Namun khabarkanlah saja,
khabarkan melalui apa saja, melalui lisan, melalui tulisan, melalui angin,
melalui cipta-kreasi, melalui tindakan dan perbuatan kita, melalui apa saja
yang kita bisa, semampu kita, sesuai dengan kondisi kita saat
terkini. Berupaya mempengaruhi kesadaran kolektif masyarakat ke arah
kebaikan, memberikan pembanding dan keseimbangan atas berita-berita
lainnya. Menjadi kekuatan perubahan atas kesadaran kolektif
masyarakat kita. Bangsa Indonesia. Semoga kita di mudahkan-Nya.
Mampukah diri kita dalam
memberikan khabar kepada orang terdekat ?. Istri atau suami misalnya ?.
Bagaimanakah tolak ukurnya ?. Apakah akan secara otomatis ketika
kita sudah menerima Islam maka orang terdekat kita kemudian juga akan menerima
Islam ?. Apakah jika kita gagal dalam memberikan contoh, khabar, atau sharing
kepada istri atau suami kita, lantas akan dianggap sama saja. Aapakah kemudian,
seorang suami atau istri akan diukur ke Islaman nya
berdasarkan perilaku pasangannya ?. Masih banyak pertanyaan lainnya lagi.
Kita harus menyadari,
bahwa kesulitan utama dalam mendobrak kesadaran kolektif, (ketika)

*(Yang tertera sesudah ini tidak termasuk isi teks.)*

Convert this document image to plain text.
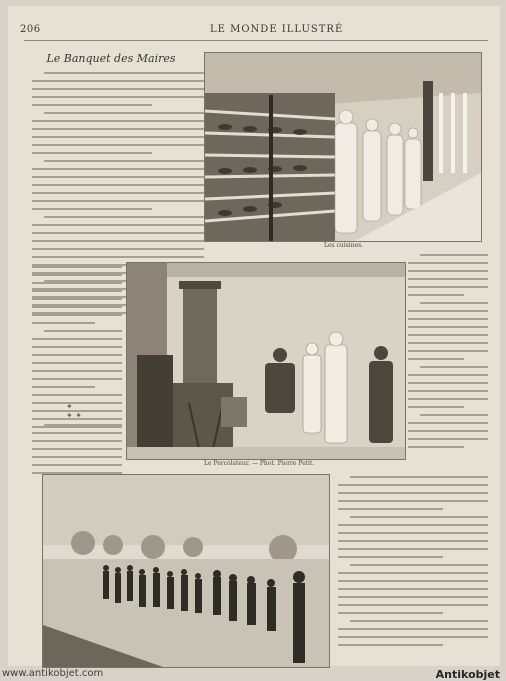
206	LE MONDE ILLUSTRÉ
Le Banquet des Maires
Les cuisines.
✦
✦ ✦
Le Percolateur. — Phot. Pierre Petit.
www.antikobjet.com	Antikobjet
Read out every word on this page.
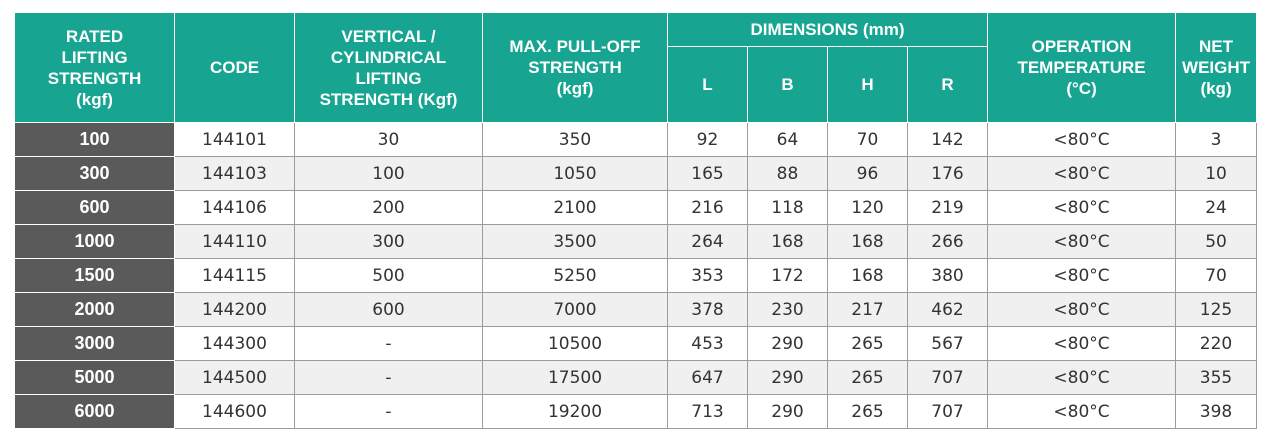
RATED
LIFTING
STRENGTH
(kgf)	CODE	VERTICAL /
CYLINDRICAL
LIFTING
STRENGTH (Kgf)	MAX. PULL-OFF
STRENGTH
(kgf)	DIMENSIONS (mm)				OPERATION
TEMPERATURE
(°C)	NET
WEIGHT
(kg)
				L	B	H	R		
100	144101	30	350	92	64	70	142	<80°C	3
300	144103	100	1050	165	88	96	176	<80°C	10
600	144106	200	2100	216	118	120	219	<80°C	24
1000	144110	300	3500	264	168	168	266	<80°C	50
1500	144115	500	5250	353	172	168	380	<80°C	70
2000	144200	600	7000	378	230	217	462	<80°C	125
3000	144300	-	10500	453	290	265	567	<80°C	220
5000	144500	-	17500	647	290	265	707	<80°C	355
6000	144600	-	19200	713	290	265	707	<80°C	398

kita menyampaikan khabar justru datang dari orang-orang terdekat kita sendiri.
Biasanya penentangan utama muncul dari pasangan kita sendiri. Dalam logika
kita, seharusnya sang suami ataupun sebaliknya sang istri
akan lebih mudah percaya kepada kita, sebab mereka adalah orang terdekat kita.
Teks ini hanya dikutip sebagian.